In 1821 at the age of 22, he fought at Novara with the troops under the orders of General Sallier de la Tour and was awarded the cross of justice by the Mauritian Order.
In 1831 he presented his first project for the creation of the Bersaglieri corps which was established by the king in 1836; in 1844 Alessandro was colonel in command of the Bersaglieri and took part in the First War of Independence which was the baptism of fire for the new military corps; on the bridge of Goito in 1848, when Alessandro was 49, he was shot in the face by a bullet which broke his jaw. In July of the same year he was promoted to major general. The following year, 1849, he was appointed Chief of Staff of the army and inspector of the Bersaglieri. For his participation in the battles of Mortara and Novara he received the silver medal for Military Valour. The same year he moved to Genoa where he was in charge of the division stationed in the Ligurian city and at the command of his brother Alfonso, Royal commissioner who had been sent to quell an anti-monarchy revolt. In 1852 Alessandro was regular commander of the military division of Genoa and in the same year was promoted by King Vittorio Emanuele II to lieutenant general.
Alessandro stayed in the Ligurian capital until 1854, when he married Rosa Roccatagliata, widow of Rati Opizzoni. In 1855, at the age of 56, he was lieutenant general in command of the second division of the army corps sent to the Crimea, where his brother Alfonso was commander-in-chief of the contingent of the Kingdom of Sardinia in the East. The troops of Savoy, thanks to the diplomatic manoeuvres of Cavour, introduced by Alfonso la Marmora, joined the Turkish, British and French contingents against Russia.
Two other members of the family accompanied the two brothers: Alfonso’s wife, Giovanna Bertie Mathew and nephew Vittorio, son of his brother Carlo Emanuele who was naval officer in command of the port of Balaklava.
Alessandro and the Bersaglieri left Genoa for the Crimea on the 19 May in 1855 on the warship Costituzione which took ten days to reach Balaklava. In the following months a cholera epidemic spread rapidly among the Piedmontese troops and between the end of May and the beginning of June the number of deaths quadrupled. Alessandro la Marmora fell ill on June 4th and died on the night of 6th and 7th June on a camp bed at Kadikoi, just like any ordinary soldier. His body was buried not far from the camp but was later moved twice and finally placed in the naval cemetery of Balaklava where other commanders of the Crimean war were also buried.

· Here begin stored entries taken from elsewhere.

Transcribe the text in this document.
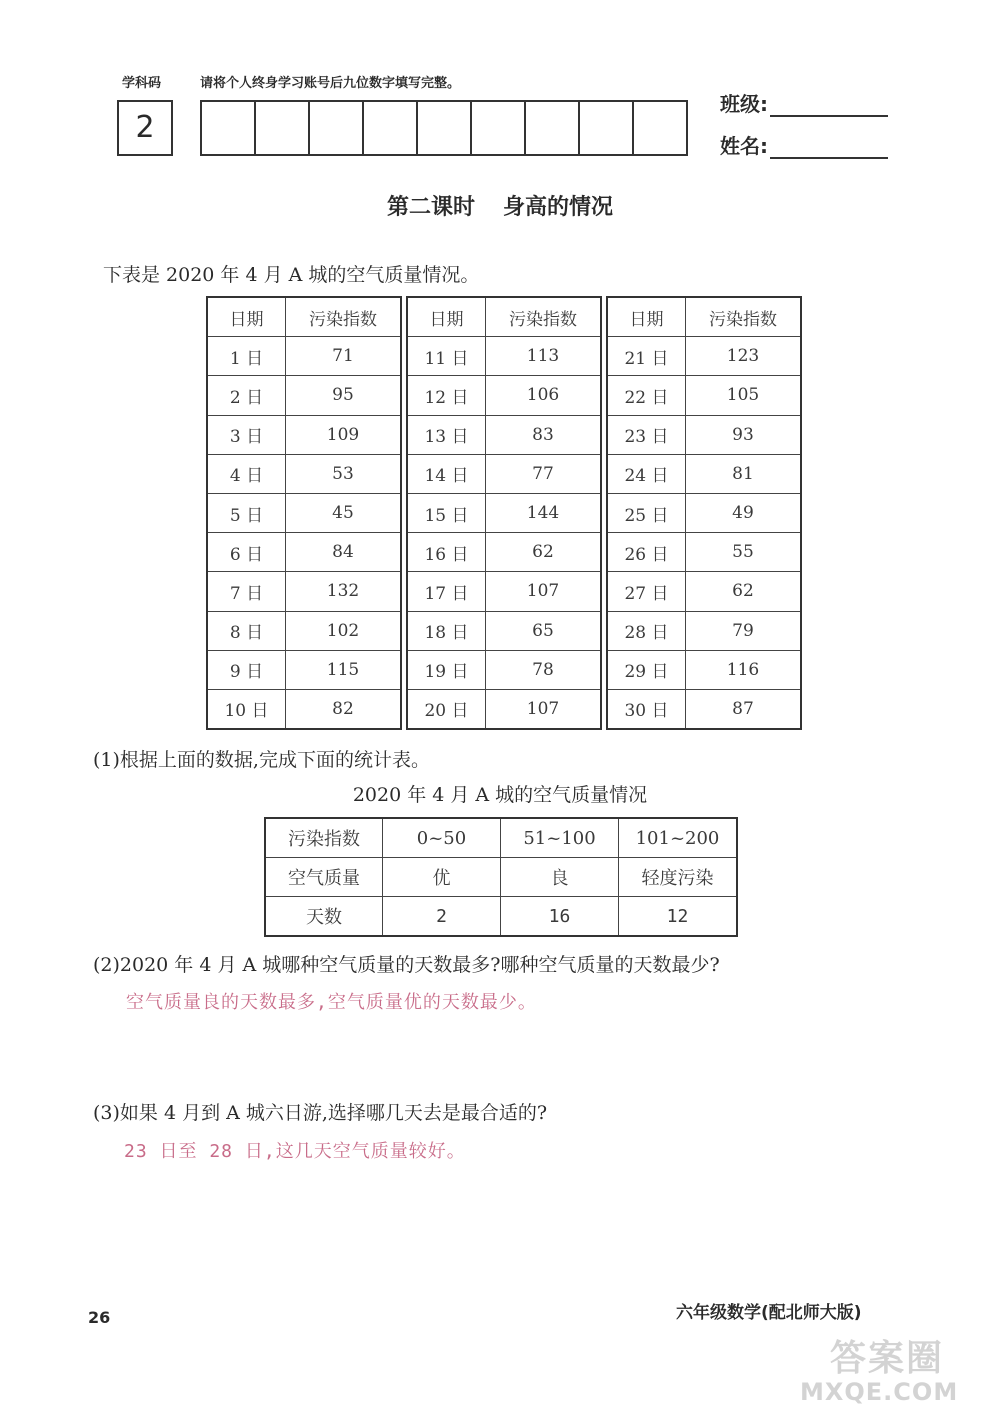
学科码	请将个人终身学习账号后九位数字填写完整。
2
班级:
姓名:
第二课时 身高的情况
下表是 2020 年 4 月 A 城的空气质量情况。
日期	污染指数
1 日	71
2 日	95
3 日	109
4 日	53
5 日	45
6 日	84
7 日	132
8 日	102
9 日	115
10 日	82
日期	污染指数
11 日	113
12 日	106
13 日	83
14 日	77
15 日	144
16 日	62
17 日	107
18 日	65
19 日	78
20 日	107
日期	污染指数
21 日	123
22 日	105
23 日	93
24 日	81
25 日	49
26 日	55
27 日	62
28 日	79
29 日	116
30 日	87
(1)根据上面的数据,完成下面的统计表。
2020 年 4 月 A 城的空气质量情况
污染指数	0~50	51~100	101~200
空气质量	优	良	轻度污染
天数	2	16	12
(2)2020 年 4 月 A 城哪种空气质量的天数最多?哪种空气质量的天数最少?
空气质量良的天数最多,空气质量优的天数最少。
(3)如果 4 月到 A 城六日游,选择哪几天去是最合适的?
23 日至 28 日,这几天空气质量较好。
26	六年级数学(配北师大版)
答案圈
MXQE.COM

His remains were brought back to Italy in 1911 with great ceremony and laid to rest in Biella in the La Marmora crypt in the Basilica of San Sebastiano.
His death from cholera had an ironical antecedent: Alessandro had written notes about how to treat and prevent this disease while he was commander of the Military division of Genoa and the epidemic was raging in the city.

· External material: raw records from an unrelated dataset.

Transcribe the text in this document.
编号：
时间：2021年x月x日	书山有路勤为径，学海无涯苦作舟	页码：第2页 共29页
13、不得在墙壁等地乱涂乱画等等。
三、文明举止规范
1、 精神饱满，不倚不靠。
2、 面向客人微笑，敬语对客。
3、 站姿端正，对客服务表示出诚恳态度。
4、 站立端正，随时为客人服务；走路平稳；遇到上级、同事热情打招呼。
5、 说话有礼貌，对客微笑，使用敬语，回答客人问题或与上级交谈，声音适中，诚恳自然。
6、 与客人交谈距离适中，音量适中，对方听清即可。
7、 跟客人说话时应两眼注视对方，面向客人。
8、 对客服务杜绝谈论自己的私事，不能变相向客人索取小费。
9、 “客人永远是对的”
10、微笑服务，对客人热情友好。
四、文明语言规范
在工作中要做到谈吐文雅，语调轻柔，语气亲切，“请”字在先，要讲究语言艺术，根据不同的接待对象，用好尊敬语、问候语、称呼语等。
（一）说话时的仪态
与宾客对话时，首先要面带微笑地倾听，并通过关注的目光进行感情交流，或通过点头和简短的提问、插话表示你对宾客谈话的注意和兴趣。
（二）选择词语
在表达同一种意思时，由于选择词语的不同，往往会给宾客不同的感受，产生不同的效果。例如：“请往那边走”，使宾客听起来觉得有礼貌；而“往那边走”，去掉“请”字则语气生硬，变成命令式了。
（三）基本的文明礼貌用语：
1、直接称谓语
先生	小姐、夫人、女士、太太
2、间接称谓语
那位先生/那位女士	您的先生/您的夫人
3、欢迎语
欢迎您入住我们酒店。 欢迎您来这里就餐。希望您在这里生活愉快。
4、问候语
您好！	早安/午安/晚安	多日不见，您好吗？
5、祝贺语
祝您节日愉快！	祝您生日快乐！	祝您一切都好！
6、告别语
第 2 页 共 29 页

Alfonso, he had travelled all over Europe to study existing military corps and to learn what changes were required. Alessandro was chiefly inspired by the Chasseurs des Alpes, and wanted to build a military unit capable of moving quickly and in small groups over particularly difficult terrain. However, his idea was not accepted by the military hierarchy of his time who still relied on the strategic methods of the 1700’s. Until that time, war had been a head-on clash between armies which moved according to precise rituals and procedures dictated by rigid hierarchical schemes. Alessandro, with his Bersaglieri idea , broke with this centuries-old tradition, envisaging his Bersaglieri as the marines of today, a specialized assault corps, trained to fight in the most difficult terrain, intervening swiftly and with subtle manoeuvres.
He was also awarded the Silver Medal for Military Valour for having fought at Novara and Mortara, the Piedmontese Medal of the Crimean War and he was made Knight of Honour and Devotion of the Sovereign Military Order of Malta.
Celebrations in memory of Alessandro began only a few years after his death when his brother Alfonso erected a bronze statue of him in the garden of the house he had built along what was to become the via Cernaia in Turin, on land which was awarded to him by the Chamber of Deputies for his war achievements . In 1858 the Bersaglieri barracks were constructed in the same area of the city and in 1886 the National Association of the Bersaglieri was founded. The many difficult times of his life both as man and soldier made him a popular figure , arousing feelings of affection and loyalty to the founder that still characterize the corps of the Bersaglieri and the National Association of the Bersaglieri today.
The brothers Carlo Emanuele, Alberto and Alfonso are also buried in the La Marmora crypt in San Sebastiano in Biella.